Representando o Ministério da Cultura no Amazonas, Ruan Octávio afirmou: “O Gambá encanta, envolve e carrega ancestralidade. O compromisso agora é continuar levando o Gambá para o mundo inteiro”.
Legado e representatividade
A sessão contou com a participação de mestres da cultura popular. Em discurso representando o Ponto de Cultura Pavulagi, mestre Ismael afirmou que o reconhecimento valida historicamente uma tradição mantida por gerações. Segundo ele, o Gambá vai além da música ou da dança e é expressão da identidade cultural do povo ribeirinho e caboclo do Amazonas.
Em suas palavras: “O ato dá visibilidade, notoriedade e legalidade para um movimento que já existe há muito tempo. Gambá não é só instrumento, não é só ritmo, não é apenas uma roda de dança. Gambá é vida, é memória, é ancestralidade. É o remar da canoa, é o amanhecer do rio, é o rezar, é o viver na floresta. É a história do povo amazônico sendo transmitida de geração em geração”.
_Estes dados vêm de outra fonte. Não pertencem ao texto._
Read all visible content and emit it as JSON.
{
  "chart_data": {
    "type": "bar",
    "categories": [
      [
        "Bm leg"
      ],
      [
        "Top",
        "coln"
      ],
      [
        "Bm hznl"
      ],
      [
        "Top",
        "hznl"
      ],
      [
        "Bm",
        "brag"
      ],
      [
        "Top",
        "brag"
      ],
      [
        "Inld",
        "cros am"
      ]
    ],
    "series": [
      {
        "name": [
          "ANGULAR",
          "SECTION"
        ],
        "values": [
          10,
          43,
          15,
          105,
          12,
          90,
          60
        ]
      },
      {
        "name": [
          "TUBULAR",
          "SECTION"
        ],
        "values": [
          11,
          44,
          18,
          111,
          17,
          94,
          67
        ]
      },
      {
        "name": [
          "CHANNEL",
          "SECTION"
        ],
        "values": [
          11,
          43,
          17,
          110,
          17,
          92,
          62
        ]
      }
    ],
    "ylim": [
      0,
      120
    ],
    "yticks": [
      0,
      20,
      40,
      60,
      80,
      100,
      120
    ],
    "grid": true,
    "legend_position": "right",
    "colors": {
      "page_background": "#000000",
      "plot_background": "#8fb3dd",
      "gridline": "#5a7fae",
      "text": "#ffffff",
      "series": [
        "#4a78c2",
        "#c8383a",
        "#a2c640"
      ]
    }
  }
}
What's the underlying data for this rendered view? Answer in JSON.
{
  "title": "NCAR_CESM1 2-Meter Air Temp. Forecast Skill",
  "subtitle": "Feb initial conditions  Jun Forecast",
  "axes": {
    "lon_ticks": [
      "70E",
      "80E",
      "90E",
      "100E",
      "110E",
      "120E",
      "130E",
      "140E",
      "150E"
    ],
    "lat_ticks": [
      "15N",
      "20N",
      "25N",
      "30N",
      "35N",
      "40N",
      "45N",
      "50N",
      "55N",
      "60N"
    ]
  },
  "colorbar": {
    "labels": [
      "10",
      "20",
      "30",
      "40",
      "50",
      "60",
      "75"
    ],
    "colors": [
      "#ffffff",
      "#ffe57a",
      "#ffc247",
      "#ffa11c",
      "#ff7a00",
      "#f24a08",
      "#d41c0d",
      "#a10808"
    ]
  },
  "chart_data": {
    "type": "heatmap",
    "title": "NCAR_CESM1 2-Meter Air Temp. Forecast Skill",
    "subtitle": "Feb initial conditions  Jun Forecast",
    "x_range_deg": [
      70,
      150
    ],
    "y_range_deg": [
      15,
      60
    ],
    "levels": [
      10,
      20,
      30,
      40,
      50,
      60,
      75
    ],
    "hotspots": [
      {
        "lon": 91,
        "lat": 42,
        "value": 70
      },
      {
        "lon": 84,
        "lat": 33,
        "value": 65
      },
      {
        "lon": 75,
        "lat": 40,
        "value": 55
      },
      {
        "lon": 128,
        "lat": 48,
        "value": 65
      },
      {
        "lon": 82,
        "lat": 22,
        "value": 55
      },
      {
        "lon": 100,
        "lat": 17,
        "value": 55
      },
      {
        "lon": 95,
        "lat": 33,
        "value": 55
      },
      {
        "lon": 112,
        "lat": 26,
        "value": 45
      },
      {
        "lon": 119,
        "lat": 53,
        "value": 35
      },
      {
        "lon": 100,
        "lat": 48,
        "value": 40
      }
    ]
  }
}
O mestre destacou ainda o papel dos guardiões da tradição e classificou a aprovação como um passo fundamental para garantir a continuidade cultural da manifestação. “Hoje o Estado reconhece que esses mestres existem, resistem e mantêm viva essa herança cultural”, declarou.
Com a aprovação unânime do parecer, o Copham reconhece oficialmente o Gambá como referência cultural de relevante interesse para o Estado do Amazonas, consolidando um marco para a preservação da cultura popular amazônica.